My conscience—which arrived factory-calibrated too small—switched off entirely around the time we slipped away from our drunk, shouting friends at three in the morning. We ended up at her older sister’s apartment (the sister had some kind of intellectual disability, which made the whole situation feel exactly as complicated as it was), and in the moonlight coming through the window we swore each other eternal love in that slurring, half-laughing way that feels completely real at 3 a.m. and slightly absurd by noon.
The phone was going off before I’d had coffee. You stole Ferdi’s girlfriend? Man…
A few called me a hero. A few called me an asshole. Her best friend sent Good luck!
—and based on what followed, she wasn’t talking about the relationship.
Ferdi, as it turned out, was not the kind of man who processes emotions through journaling. He was the kind of man for whom concrete walls are a mild inconvenience. I’ll spare the full retelling of running to a bus stop in nothing but boxers, or begging some unhinged flower vendor for a euro thirty, because the slapstick deserves less airtime than the emotional theater that followed: Ferdi calling Katha in tears, stammering about marriage and children and eternal devotion, apparently teetering on the edge of something dramatic. She laughed and hung up. Then she sent me nude photos with her favorite teddy bear. So it goes.

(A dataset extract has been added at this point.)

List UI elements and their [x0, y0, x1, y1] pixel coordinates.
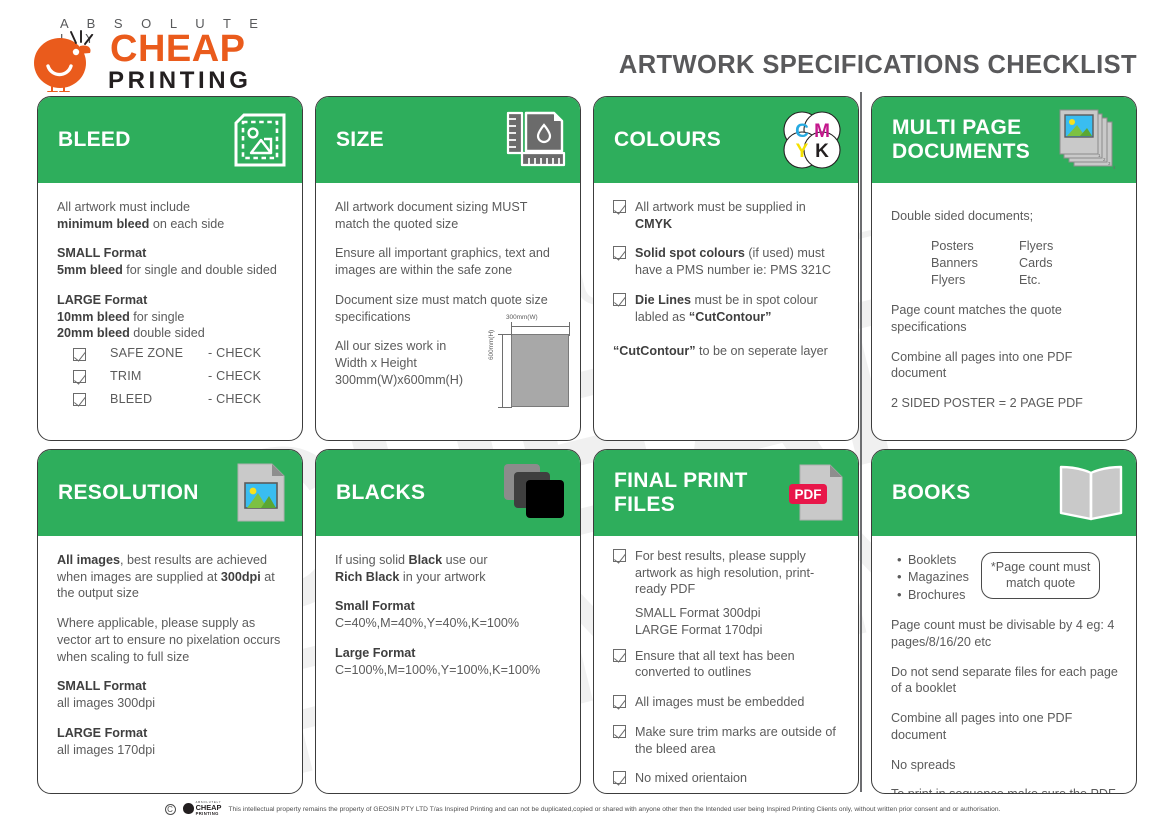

The relationship lasted four weeks.
Which brings me to the question I’ve been half-circling ever since, though I don’t lose sleep over it—I traded my conscience for whatever this journal is, and I’m going to hell regardless. How bad is it, really, to move on someone who’s already taken? If she was clearly miserable in what she had? If you want her more than he ever could? Or if you’re just devastatingly horny and the geometry is too convenient to ignore?
The counterargument, I know, is patience. Let the relationship collapse under its own weight, which it almost always will. Be the shoulder. Be nearby. Be available. The moral high ground and eventually the same outcome. But there’s an argument—a morally bankrupt one, sure, but still an argument—that accelerating an already-doomed situation is efficiency, not cruelty. I have never been good at waiting.
I saw Katha twice after that. The first time, she told me about a spontaneous anal sex party in her boss’s Jeep, which he’d organized with his girlfriend. Context, not judgment. The second time, she climbed up on a table in a bar and announced that she and Ferdi were getting married the following spring in a little chapel in the woods.
I was genuinely happy for them. Both of them. I mean that.